The aims of this module are:

• To provide students with proficiency in biomechanical data acquisition and analysis skills.


• To engage students across the whole process of biomechanics, from project design, biomechanical software setup, collection of the data, nuances of different marker systems, to the analysis of the raw signals. Of particular focus in this module is motion capture, with a greater portion of time focussed on kinematic and kinetic data collection and analysis.


• To enable understanding of muscle activity data collection.

By the end of this module, students will be expected to be able to:

1. Critically evaluate the differences between marker sets and locate landmarks on a participant to successfully prepare them for biomechanical assessment.


2. Support and generate the motion capture initiation process and explain the roles of each setup aspect, i.e. masking, calibration.


3. Comprehensively develop a workflow for a biomechanical investigation involving kinematic and kinetic data collection.


4. Implement data cleaning, processing, and analysis of motion capture to calculate inverse dynamics to obtain joint moments.


5. Confidently operate motion capture, force plates and electromyography for data collection and evaluate the data to interpret biomechanically relevant details.

Transferable Skills:

This module although embedded within biomechanics provides students with an array of data analysis skills that can be applied across differing disciplines. Biomechanics requires analysis of complex and large data sets. Students in this module will need to develop rapid learning skill sets across several software’s within the time frame of this module, preparing them for rapid skill development in the real world.

Syllabus information

The syllabus will cover areas across biomechanical data collection using motion capture and electromyography. Below is an indicative list of the topics to be covered.
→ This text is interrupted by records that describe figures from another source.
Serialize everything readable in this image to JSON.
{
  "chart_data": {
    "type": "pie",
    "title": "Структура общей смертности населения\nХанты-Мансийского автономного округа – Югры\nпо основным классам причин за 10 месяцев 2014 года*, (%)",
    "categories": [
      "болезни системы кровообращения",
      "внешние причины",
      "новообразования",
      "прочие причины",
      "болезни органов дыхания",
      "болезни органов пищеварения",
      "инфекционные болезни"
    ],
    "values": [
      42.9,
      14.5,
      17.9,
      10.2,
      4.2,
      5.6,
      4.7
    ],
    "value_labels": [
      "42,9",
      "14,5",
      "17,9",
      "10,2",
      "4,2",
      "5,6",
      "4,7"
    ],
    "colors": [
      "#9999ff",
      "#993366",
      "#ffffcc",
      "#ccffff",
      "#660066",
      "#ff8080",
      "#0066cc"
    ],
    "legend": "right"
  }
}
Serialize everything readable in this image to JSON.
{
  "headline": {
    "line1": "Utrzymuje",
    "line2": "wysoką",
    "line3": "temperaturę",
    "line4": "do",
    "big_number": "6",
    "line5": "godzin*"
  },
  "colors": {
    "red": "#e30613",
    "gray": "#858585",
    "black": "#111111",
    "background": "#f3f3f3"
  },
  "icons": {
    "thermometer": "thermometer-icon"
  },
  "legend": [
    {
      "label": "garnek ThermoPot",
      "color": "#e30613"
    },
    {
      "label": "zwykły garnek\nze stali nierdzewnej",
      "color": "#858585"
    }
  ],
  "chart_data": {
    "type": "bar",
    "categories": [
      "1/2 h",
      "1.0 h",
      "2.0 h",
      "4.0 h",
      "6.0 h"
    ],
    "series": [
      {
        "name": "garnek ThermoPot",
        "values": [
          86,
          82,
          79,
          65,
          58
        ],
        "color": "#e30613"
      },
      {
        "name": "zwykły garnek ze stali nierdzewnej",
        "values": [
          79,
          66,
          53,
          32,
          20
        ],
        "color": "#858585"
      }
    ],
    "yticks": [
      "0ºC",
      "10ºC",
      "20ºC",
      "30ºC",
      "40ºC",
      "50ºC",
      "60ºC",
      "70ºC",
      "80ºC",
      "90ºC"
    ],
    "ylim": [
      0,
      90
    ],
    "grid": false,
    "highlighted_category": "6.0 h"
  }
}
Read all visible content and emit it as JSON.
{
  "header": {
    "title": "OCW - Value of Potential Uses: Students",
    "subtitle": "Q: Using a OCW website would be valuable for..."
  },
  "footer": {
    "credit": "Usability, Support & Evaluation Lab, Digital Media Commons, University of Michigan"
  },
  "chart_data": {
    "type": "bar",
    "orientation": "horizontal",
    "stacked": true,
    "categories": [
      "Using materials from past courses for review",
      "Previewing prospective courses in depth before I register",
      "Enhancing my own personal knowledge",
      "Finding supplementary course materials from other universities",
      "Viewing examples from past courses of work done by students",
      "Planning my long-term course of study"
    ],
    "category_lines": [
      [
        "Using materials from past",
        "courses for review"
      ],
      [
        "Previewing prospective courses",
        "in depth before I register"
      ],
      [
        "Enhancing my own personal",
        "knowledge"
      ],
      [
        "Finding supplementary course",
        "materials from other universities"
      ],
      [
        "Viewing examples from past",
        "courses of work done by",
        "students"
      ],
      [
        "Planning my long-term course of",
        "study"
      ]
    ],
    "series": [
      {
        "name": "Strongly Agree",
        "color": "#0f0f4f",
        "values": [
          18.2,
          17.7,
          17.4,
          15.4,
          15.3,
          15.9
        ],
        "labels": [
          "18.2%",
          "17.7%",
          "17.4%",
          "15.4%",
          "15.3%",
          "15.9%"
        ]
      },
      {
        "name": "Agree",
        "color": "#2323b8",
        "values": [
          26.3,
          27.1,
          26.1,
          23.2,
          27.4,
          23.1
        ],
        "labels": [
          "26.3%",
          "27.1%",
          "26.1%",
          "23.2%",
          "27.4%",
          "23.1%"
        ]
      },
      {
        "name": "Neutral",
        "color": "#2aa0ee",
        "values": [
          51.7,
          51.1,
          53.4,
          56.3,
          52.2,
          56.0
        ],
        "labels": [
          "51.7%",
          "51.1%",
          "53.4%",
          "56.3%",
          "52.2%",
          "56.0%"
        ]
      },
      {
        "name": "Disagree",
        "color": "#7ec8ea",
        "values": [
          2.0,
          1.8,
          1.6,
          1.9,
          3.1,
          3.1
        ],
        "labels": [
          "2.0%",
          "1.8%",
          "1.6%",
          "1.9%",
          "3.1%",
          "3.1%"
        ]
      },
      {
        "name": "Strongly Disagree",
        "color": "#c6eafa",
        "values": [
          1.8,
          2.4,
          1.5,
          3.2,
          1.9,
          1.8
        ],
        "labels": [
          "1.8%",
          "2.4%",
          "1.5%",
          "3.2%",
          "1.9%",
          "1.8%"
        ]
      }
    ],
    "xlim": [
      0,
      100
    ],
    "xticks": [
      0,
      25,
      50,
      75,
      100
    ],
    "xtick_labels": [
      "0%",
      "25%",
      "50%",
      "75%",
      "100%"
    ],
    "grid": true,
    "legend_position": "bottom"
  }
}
Introduction to Biomechanics in practice

• Overview of the techniques and equipment used in a variety of biomechanics settings, including those not involved in the module.


• Brief recap on what biomechanical information we can collect and its value within sports and exercise contexts.

Introduction to motion capture

• Data collection considerations: where do errors come from and accumulate.


• Marker sets: historical and current contexts including benefits and cons.

Developing and running a workflow within motion capture software for data collection

• Switching on, masking, calibrating, define zero, setting up specific data collection protocols.


• Placing markers on a participant and static calibration.


• Data collection across differing activities.


• Cleaning and processing data for export as C3D files.

Calculation of joint angles, force,s and moments via inverse dynamics

Creation of a processing software workflow

• Development of a model.


• Evaluation of model onto kinematic and kinetic data.


• Creation of the protocol for analysing the data and calculating joint moments, angles etc…


• Extracting appropriate data from raw data collection.

Analysis of biomechanical data

• Identification of key biomechanical data.


• Determining how to assess the extracted data.

Introduction to Electromyography (EMG) and its integration into motion capture

• Overview of EMG, its uses, and how used within different biomechanics data sets.


• EMG setup, reasons, and potential issues.


• Integration into motion capture: how to integrate, setup, and running EMG.

This module will be delivered via:

• One 2-hour seminar
• Six 2-hour lectures
• Nine 2-hour teacher-led practical classes
• Eight 2-hour student-led practical classes

Students are expected to undertake reading before and after classes and be prepared to engage in discussion during lectures, seminars and practicals.